Pour ce qui est du pôle avionique, il sera composé de plusieurs plateaux techniques, d'un atelier de batterie avion, de salles de navigation et de plusieurs laboratoires (câblage, électrique, soufflerie, radar/radio et instruments de bords. Il compte notamment utiliser des outils dernier cri comme des lunettes de réalité virtuelle, un simulateur ou de la réalité augmentée.

Équipement spécifique

Willy Bondil, responsable du pôle avionique à Aérocampus et formateur, nous en dit un peu plus sur ce nouveau bâtiment et les perspectives qu'il amorce pour le développement des formations d'Aérocampus. "On y trouvera un atelier électrotechnique dans lequel on va simuler toutes les machines tournantes électriques (génératrices, alternateurs, transformateurs), pas forcément dans la seule spécialité aéronautique, mais aussi un atelier d'entretien des batteries, qui pourra probablement déboucher sur des formations spécifiques. Le laboratoire soufflerie, lui, sera monté en accord avec d'autres écoles, il devrait disposer de quatre ou cinq bancs. Le bâtiment comportera également un espace polyvalent d'une centaine de mètres carrés, sur deux étages, dans lequel on pourra mettre un moteur équipé et des morceaux d'avion, ce qui pourra intéresser les industriels pour apprendre aux élèves formés les bons gestes. On va s'intéresser aussi à l'activité cabine, peut-être qu'un jour des personnels de cabine pourront venir s'entraîner à passer leurs qualifications pratiques". L'activité cabine a par ailleurs déjà été mise en avant comme un axe stratégique de développement par le directeur de Sabena Technics lors de l'inauguration récente d'un tout nouveau hangar à Mérignac.

"À l'étage, il y aura des labos électroniques. On va commencer très bientôt une petite formation de deux jours dédiée au diagnostic et à la recherche de composants en panne sur des cartes électroniques. On peut aussi imaginer des choses en commun avec les instituts de soudure qui apprennent à monter des équipements mais pas à rechercher des pannes. Un pôle sera dédié à l'analogique et au numérique, spécifique à l'aéronautique : ça intéresse beaucoup de gens, notamment la DGA (Direction générale de l'armement) pour des qualifications", poursuit ainsi Willy Bondil, cette même DGA à laquelle la région a racheté le site de Latresnes en 2011 pour 25 millions d'euros. "Son développement "va dépendre des marchés que l'on va pouvoir créer à l'extérieur d'Aérocampus.
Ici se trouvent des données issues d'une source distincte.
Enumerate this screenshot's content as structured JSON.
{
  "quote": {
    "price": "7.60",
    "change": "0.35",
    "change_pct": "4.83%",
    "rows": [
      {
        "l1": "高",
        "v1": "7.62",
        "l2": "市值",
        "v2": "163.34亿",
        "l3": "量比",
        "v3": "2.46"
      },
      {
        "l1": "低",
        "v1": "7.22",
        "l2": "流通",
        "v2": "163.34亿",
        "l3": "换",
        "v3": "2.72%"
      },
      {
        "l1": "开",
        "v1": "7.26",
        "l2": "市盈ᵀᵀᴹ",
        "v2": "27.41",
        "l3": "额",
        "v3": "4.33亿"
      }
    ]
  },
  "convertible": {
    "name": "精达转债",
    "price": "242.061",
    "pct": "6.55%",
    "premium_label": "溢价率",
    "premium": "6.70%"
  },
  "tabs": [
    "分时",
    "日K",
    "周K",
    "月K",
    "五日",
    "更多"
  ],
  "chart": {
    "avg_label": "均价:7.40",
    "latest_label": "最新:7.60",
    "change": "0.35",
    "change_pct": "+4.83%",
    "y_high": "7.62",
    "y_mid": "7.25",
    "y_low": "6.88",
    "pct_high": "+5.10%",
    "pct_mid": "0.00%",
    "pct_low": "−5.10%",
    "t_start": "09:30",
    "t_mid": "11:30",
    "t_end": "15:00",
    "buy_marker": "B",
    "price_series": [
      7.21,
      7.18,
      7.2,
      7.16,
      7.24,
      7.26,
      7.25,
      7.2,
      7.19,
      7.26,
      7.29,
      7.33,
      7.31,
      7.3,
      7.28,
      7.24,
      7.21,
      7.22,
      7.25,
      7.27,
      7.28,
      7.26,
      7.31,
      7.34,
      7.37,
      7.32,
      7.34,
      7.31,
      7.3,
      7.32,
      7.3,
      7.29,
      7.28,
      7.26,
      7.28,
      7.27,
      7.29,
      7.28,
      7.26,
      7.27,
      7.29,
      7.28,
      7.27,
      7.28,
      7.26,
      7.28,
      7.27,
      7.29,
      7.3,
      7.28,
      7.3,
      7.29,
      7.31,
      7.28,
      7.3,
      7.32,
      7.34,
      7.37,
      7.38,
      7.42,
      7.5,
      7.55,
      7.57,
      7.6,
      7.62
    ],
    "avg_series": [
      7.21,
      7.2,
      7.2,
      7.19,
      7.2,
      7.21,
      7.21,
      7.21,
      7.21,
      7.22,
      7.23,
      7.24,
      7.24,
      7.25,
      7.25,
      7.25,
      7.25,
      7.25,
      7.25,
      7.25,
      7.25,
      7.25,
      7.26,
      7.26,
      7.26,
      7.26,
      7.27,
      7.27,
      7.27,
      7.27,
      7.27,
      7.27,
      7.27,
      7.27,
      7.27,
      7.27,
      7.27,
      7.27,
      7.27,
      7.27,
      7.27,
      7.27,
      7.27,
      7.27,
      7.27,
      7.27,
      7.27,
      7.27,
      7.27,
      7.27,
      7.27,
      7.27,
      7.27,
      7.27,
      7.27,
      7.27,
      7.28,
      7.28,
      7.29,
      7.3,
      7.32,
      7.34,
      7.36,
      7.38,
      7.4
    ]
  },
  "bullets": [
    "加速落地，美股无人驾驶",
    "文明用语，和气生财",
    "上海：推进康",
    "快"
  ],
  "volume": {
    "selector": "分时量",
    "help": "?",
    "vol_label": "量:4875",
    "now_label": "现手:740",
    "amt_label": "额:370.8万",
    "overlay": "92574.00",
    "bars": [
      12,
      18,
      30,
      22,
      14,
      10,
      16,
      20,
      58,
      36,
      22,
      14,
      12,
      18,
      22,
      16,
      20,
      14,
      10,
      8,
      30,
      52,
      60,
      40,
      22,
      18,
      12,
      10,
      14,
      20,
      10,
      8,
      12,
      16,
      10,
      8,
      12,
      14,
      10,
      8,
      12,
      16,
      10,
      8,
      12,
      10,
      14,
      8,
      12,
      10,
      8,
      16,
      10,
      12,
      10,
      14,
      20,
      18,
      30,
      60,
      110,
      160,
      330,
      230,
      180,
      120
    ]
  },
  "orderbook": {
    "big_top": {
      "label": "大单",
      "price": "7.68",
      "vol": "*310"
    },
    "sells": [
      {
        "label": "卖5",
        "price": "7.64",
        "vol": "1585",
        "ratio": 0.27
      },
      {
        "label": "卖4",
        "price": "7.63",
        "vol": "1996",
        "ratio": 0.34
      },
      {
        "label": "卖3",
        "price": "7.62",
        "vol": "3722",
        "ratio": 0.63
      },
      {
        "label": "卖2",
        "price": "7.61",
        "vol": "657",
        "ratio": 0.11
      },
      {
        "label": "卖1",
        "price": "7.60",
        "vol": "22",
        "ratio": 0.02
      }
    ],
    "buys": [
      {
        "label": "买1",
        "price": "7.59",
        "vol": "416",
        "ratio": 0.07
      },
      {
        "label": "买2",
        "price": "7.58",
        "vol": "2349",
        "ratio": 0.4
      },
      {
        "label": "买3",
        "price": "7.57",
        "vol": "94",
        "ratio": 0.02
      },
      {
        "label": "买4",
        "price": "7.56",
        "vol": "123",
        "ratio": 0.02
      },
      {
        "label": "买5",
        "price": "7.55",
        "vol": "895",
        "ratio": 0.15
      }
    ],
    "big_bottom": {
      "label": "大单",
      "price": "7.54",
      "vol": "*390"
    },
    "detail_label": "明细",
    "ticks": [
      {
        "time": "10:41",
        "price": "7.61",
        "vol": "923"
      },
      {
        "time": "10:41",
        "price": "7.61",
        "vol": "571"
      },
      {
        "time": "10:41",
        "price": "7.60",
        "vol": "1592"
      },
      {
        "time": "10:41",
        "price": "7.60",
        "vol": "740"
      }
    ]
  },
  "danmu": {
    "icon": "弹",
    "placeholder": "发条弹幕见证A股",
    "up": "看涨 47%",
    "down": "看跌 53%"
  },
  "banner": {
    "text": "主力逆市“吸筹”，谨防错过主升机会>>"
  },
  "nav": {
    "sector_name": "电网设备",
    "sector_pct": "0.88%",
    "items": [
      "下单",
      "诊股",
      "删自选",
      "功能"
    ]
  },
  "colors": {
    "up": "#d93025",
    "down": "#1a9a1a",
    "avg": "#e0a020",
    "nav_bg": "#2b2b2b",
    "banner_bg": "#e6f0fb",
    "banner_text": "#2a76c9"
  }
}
On en a de toute façon besoin par rapport à nos modules, ne serait-ce que pour les gens qui passent la Part 66 (formation pour devenir mécanicien aéronautique)". Pour équiper ce bâtiment en matériel dernier cri, en revanche, il va falloir une rallonge. "Pour l'instant, j'ai chiffré le coût total des installations à 460 000 euros, mais c'est une fourchette basse, on ira sûrement au-dessus". Lors de l'inauguration, il a ainsi été soufflé aux industriels du bassin d'emploi aéronautique local qu'une contribution financière serait la bienvenue, cette dernière étant quasiment assurée étant donné les besoins en main d'œuvre grandissants des industriels de tout le secteur de l'Aéroparc. À termes, ce sera surtout une manière pour Aérocampus -dont le bilan dernier bilan économique offrait de bonnes perspectives malgré une baisse de subvention et un repli de certains marchés, comme le Qatar- de renforcer son effectif de classes. "On a déjà des avioniques en scolaire, on a ouvert à la rentrée une classe en Bac Pro. L'an prochain arrivera une classe de plus. Il y a un projet d'en ouvrir une autre à partir de gens qui ont déjà un BAC, avec une mention complémentaire qui leur permettra de passer tous les modules de la Part 66 et d'obtenir une spécialité avionique, ce qui n'existait pas encore", souligne ainsi le formateur.

Aérocampus 2020

Boost régional

"Lors de la signature des contrats Territoires d'Industrie, la secrétaire d'État auprès du ministre de l'Économie a affirmé que 40% des emplois industriels créés en France en 2019 étaient dus à la Nouvelle Aquitaine", s'est enorgueilli le président de la région Nouvelle-Aquitaine Alain Rousset lors de cette inauguration. S'il en fallait une, le projet de Ferrocampus paraît être la preuve que la collectivité ne compte pas s'arrêter en si bon chemin. "Il y a la même attente et la même attractivité que dans l'aéronautique pour les professionnels du ferroviaire. C'est assez gratifiant pour nous tous". Le projet en est encore à ses balbutiements : le 31 janvier dernier, le président de région et le directeur du réseau territorial de SNCF Immobilier ont signé un protocole d'accord en vue de la création de ce nouveau cluster dédié à la formation et à l'innovation sur le site du technicentre de SNCF de Saintes. Le projet est vaste : 27 000 mètres carrés d'espaces fonciers dont 14 000 appartenant au groupe SNCF. Le développement de ce pôle est, tout comme le projet TARMAQ pour Aérocampus, très stratégique : il est censé renforcer la politique du développement de l'apprentissage dans le domaine de l'industrie, dont le nombre d'apprentis a bondi en 2019 à +11%. Ce mardi, le ministère du travail a communiqué des chiffres records pour l'apprentissage : 368 000 jeunes (+16%) ont suivi ces formations en 2019. La bataille des 500 000 apprentis, chiffre jamais atteint, semble sur le point d'être gagnée. Ce sera en tout cas au prix d'une bataille politique de fond de court : celle opposant le gouvernement aux régions, en charge de la formation des apprentis jusqu'au 31 décembre dernier.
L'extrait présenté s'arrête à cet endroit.